Nasopharyngeal carcinoma (NPC) is the most common head and neck malignancy in Southeast Asia (Chen et al. 2019; Bray et al. 2024). China, with a high incidence of NPC, accounted for approximately 46.8 % of new global cases in 2020 (Sung et al. 2021). Currently, radiation therapy remains the treatment of choice for incipient NPC, with reliable results; however, some patients develop immediate or long-term toxic reactions after high doses of radiotherapy due to local tissue irradiation (Sun et al. 2014). Post-radiotherapy nasopharyngeal necrosis (PRNN) is one of the long-term adverse reactions of radiotherapy for NPC, with an incidence rate of 2.9 %. Skull base osteoradionecrosis (ORN) is a devastating adverse reaction developed by the continued progression of PRNN, occurring in approximately 70 % of PRNN cases (Hua et al. 2009; Li et al. 2019; Yang et al. 2021).

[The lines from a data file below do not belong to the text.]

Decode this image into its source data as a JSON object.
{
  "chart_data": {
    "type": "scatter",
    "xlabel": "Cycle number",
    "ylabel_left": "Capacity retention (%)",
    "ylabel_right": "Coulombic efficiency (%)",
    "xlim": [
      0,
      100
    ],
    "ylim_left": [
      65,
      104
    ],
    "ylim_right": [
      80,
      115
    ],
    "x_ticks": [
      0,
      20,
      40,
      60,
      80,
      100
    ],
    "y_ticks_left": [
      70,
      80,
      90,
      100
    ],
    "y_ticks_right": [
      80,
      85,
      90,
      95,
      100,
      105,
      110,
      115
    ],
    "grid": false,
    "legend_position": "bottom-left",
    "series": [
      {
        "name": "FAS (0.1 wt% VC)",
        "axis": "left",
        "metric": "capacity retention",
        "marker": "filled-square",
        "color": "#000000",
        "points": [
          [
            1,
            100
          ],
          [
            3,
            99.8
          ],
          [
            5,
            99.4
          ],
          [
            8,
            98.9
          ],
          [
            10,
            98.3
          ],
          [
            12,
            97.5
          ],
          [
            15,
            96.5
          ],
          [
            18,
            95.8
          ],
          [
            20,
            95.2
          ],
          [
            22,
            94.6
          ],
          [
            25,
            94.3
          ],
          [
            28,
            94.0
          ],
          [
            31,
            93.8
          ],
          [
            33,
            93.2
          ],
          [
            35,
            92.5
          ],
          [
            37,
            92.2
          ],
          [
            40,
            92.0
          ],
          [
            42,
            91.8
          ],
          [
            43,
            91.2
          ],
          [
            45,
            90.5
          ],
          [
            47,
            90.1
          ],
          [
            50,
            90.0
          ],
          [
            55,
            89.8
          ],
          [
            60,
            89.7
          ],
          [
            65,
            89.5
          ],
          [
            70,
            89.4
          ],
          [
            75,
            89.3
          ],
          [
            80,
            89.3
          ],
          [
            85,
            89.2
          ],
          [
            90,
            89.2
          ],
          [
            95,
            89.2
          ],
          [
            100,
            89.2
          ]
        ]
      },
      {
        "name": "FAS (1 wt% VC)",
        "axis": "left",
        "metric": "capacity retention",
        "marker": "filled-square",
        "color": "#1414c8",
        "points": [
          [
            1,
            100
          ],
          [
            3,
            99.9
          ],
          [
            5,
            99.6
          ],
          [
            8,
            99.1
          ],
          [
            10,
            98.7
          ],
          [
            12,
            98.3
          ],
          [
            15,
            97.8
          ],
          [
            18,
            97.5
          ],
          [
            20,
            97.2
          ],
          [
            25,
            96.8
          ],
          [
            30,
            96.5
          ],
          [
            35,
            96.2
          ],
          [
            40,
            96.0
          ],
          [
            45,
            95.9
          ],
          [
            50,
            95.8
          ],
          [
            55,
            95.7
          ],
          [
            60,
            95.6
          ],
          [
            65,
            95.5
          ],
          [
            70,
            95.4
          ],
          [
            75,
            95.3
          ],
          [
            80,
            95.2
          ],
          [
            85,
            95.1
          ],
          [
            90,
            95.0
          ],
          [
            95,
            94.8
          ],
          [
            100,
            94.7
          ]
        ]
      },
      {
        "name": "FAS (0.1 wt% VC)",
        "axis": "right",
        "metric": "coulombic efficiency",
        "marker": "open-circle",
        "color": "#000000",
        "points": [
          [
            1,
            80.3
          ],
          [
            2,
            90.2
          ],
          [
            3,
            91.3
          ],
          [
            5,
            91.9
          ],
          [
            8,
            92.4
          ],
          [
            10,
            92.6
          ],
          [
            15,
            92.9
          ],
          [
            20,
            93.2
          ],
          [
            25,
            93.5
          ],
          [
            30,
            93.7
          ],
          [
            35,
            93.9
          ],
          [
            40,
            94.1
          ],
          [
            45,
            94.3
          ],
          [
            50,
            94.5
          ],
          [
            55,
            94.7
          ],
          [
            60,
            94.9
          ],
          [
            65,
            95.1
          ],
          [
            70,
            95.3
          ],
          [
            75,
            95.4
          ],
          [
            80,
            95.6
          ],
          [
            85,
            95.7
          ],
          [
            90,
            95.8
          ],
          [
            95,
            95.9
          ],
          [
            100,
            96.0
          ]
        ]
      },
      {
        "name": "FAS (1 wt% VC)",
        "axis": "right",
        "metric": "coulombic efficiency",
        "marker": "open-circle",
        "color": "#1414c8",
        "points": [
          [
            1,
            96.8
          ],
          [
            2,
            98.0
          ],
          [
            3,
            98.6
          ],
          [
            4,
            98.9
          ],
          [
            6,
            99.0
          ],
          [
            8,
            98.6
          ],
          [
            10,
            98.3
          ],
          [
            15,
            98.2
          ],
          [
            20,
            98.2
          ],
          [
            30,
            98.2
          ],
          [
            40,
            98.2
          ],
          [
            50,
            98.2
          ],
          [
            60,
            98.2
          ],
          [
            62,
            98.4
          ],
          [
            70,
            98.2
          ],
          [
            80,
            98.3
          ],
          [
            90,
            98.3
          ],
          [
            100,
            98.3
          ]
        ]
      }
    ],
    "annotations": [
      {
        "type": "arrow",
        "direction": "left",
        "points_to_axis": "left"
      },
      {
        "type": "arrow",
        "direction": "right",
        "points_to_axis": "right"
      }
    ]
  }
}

Necrosis and infection of the skull base and adjacent tissues caused by ORN can lead to intractable headaches, foul odor, recurrent epistaxis, and cranial nerve palsy, which have a serious negative impact on a patient's physical and psychological well-being, significantly reducing the patient's quality of life (QOL) (Huang et al. 2006). Similarly, the residual long-term adverse effects of radiotherapy, such as difficulty in opening the mouth, and chewing or swallowing dysfunction can significantly affect nutritional status, including albumin, prealbumin, hemoglobin, and body mass index(BMI); thus, adversely affecting prognosis (Pu et al. 2022; Zeng et al. 2024). Additionally, necrosis and infection can invade the internal carotid artery (ICA) and expose it to the necrotic lumen, leading to death secondary to nasopharyngeal hemorrhage (Hua et al. 2009; Chen et al. 2013). Patients with ICA exposure reportedly have an 80 % higher risk of death than unexposed patients (Yang et al. 2017).
Complete excision of necrotic tissue is the mainstay of treatment for PRNN and ORN; however, past outcomes have been unsatisfactory. In the literature, the cure rate of PRNN after excising purely necrotic lesions is reportedly only 13.4 %–28.6 % (Hua et al. 2009; Chen et al. 2013). The reasons affecting surgical efficacy are unclear.The complex anatomy of the nasopharynx, which makes it difficult to perform extended radical resection, as well as the poor healing ability of the local tissues and the poor viability of reconstructive materials after radiotherapy, may be the reasons for surgical failure. Zou et al. (2018) used a tipped nasal septal mucosal flap after necrosectomy to treat patients with PRNN and ORN, and the 2-year overall survival (OS) was higher than that reported in the literature. Dai et al. (2023) achieved similar results in a prospective study of 18 patients with ORN, suggesting the efficacy of necrotic tissue resection combined with skull base repair during the same period. Li et al. (2024) similarly advocated a sequential treatment approach for patients with ORN, including surgery and flap repair.
However, much of the published literature focuses on the surgery itself and lacks attention to the prognosis, QOL, and nutritional status of patients with ORN. This study aimed to provide insights into the clinical efficacy of this therapy in patients with ORN, fill the existing knowledge gap, and deepen the understanding of patient management.